Individual tasks or activities in a work process are not sacred; only the complete process and its impact upon the customer matters. The success of a single activity is best judged by its direct effect upon the customer. In other words, an improvement to a single activity is useless if it does not greatly improve the end result of the process to the customer. Processes are completely driven by their value to customers which means delivering higher quality library service with fewer resources than the customer or funding agent expected. Results matter more than the specific tasks or activities of the process.
Do small advances and incremental process improvements add up to greatly improved processes? Not necessarily. Some so-called advances and fine tuning can improve a part of a process without influencing customer satisfaction. Other small advances may result in only modest improvements in customer satisfaction. Some steps simply have a greater impact upon customer satisfaction than others. In some cases, a certain combination of tasks must be improved to greatly improve customer satisfaction. It is not always obvious or intuitive how to make great improvements in customer satisfaction. For example, the activity of choosing an automated circulation system is not reengineering. No matter how well accomplished, it becomes reengineering only if it results in radical customer service improvement. Often the specific benefits of choosing an automated circulation system do not typically bring radical improvements in service, they simply change the method of record keeping.

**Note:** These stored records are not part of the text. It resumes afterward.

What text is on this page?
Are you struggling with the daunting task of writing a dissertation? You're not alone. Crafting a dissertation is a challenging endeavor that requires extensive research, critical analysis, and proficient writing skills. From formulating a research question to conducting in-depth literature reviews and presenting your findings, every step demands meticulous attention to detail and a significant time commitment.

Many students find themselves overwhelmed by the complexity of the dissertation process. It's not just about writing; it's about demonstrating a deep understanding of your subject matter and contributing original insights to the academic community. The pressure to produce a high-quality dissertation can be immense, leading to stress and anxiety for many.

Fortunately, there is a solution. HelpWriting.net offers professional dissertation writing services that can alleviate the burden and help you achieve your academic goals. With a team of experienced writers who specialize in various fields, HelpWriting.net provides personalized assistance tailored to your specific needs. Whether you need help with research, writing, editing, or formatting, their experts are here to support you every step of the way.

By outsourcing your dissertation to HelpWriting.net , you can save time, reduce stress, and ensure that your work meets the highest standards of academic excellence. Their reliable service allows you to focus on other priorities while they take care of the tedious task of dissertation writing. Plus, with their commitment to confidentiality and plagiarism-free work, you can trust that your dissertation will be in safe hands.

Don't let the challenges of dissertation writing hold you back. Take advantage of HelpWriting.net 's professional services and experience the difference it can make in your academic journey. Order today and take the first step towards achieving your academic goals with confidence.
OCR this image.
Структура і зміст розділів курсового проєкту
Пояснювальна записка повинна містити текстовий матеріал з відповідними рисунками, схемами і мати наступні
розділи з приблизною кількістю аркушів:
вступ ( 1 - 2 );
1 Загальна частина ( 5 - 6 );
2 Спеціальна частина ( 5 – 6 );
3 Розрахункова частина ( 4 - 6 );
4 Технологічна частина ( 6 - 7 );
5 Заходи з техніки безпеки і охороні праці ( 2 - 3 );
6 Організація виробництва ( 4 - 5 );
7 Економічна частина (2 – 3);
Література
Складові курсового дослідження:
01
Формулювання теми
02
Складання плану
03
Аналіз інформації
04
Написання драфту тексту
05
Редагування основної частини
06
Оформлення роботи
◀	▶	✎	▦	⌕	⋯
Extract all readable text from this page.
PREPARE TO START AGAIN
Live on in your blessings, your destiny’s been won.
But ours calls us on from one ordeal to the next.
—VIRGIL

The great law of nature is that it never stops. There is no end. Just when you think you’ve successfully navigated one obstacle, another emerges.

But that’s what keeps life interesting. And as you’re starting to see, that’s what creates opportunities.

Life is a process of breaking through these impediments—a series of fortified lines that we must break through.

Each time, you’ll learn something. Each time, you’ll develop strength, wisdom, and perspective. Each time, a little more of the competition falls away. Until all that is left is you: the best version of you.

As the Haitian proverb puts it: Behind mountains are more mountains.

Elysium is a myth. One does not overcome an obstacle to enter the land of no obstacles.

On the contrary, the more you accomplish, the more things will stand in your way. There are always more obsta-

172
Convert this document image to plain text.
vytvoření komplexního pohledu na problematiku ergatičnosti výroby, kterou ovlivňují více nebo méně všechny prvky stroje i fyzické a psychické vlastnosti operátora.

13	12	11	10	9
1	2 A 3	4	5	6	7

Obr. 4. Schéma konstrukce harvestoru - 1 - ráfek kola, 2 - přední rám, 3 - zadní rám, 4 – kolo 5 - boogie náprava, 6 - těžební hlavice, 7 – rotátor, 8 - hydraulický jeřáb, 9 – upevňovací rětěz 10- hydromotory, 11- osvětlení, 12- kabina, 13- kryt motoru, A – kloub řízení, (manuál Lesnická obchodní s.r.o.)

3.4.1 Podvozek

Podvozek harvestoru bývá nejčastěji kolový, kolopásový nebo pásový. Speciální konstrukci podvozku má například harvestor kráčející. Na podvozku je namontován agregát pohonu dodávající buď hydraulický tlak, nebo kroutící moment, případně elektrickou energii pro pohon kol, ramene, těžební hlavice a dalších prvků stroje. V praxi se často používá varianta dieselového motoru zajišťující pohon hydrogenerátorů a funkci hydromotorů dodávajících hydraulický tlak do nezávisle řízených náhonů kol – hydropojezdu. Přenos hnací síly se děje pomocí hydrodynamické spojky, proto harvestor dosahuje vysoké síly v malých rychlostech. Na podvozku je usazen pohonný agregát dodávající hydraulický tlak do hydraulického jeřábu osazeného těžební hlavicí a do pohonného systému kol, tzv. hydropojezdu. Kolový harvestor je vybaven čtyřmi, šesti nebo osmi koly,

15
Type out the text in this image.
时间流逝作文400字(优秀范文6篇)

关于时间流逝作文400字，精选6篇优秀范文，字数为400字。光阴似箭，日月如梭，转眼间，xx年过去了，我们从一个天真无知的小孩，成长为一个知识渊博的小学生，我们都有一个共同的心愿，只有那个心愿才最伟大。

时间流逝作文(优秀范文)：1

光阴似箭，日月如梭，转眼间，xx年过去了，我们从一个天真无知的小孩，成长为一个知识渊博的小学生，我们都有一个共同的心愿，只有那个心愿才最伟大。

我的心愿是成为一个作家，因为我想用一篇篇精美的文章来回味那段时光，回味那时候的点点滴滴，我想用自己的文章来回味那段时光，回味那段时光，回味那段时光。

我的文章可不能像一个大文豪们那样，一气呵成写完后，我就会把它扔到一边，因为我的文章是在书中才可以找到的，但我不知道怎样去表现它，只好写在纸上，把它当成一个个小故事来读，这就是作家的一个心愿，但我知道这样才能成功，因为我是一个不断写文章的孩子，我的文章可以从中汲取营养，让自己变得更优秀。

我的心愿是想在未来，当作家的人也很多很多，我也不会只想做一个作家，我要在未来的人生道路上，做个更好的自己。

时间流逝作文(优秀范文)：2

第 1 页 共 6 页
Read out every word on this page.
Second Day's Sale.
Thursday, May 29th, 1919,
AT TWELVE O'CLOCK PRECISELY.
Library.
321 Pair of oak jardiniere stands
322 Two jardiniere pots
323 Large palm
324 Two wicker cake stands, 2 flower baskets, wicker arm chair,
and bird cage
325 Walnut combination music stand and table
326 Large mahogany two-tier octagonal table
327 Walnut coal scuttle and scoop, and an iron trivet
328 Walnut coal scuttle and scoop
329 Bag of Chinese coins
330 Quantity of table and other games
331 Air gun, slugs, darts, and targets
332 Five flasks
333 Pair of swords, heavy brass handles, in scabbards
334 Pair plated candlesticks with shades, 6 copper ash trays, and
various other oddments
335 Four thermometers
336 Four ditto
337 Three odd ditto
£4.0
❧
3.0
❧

Traditional library departments often measure performance of a process on a task-by-task basis or on an input basis rather than on customer satisfaction. Job descriptions, for example, are often written to include sample duties or tasks instead of identifying the basic process performed and the statement of who will be served.
Suppose that a library concentrates upon building a CD-ROM tower on a network so that users can remotely search a special index of journal articles. Can the process be greatly improved if the library is not able to deliver the articles indexed and located by users in a timely fashion? Of course not. Users still may have to go to the library and physically try to obtain the journal articles. In very few cases can the user both search and obtain the articles remotely. The user will be frustrated with remote access to the citations (CD-ROM) without the same access to the articles. In this example, the process is the collection of tasks which permits a user to search remotely and retrieve the necessary information--i.e., the articles. The CD-ROM network may seem like a great achievement to librarians, but it does not vastly improve the user process--i.e., obtaining articles on a subject. The CD-ROM system does greatly reduce the amount of searching time when compared to hard-copy indexes. It certainly results in user benefits but not in complete user satisfaction. In short, it is not reengineering.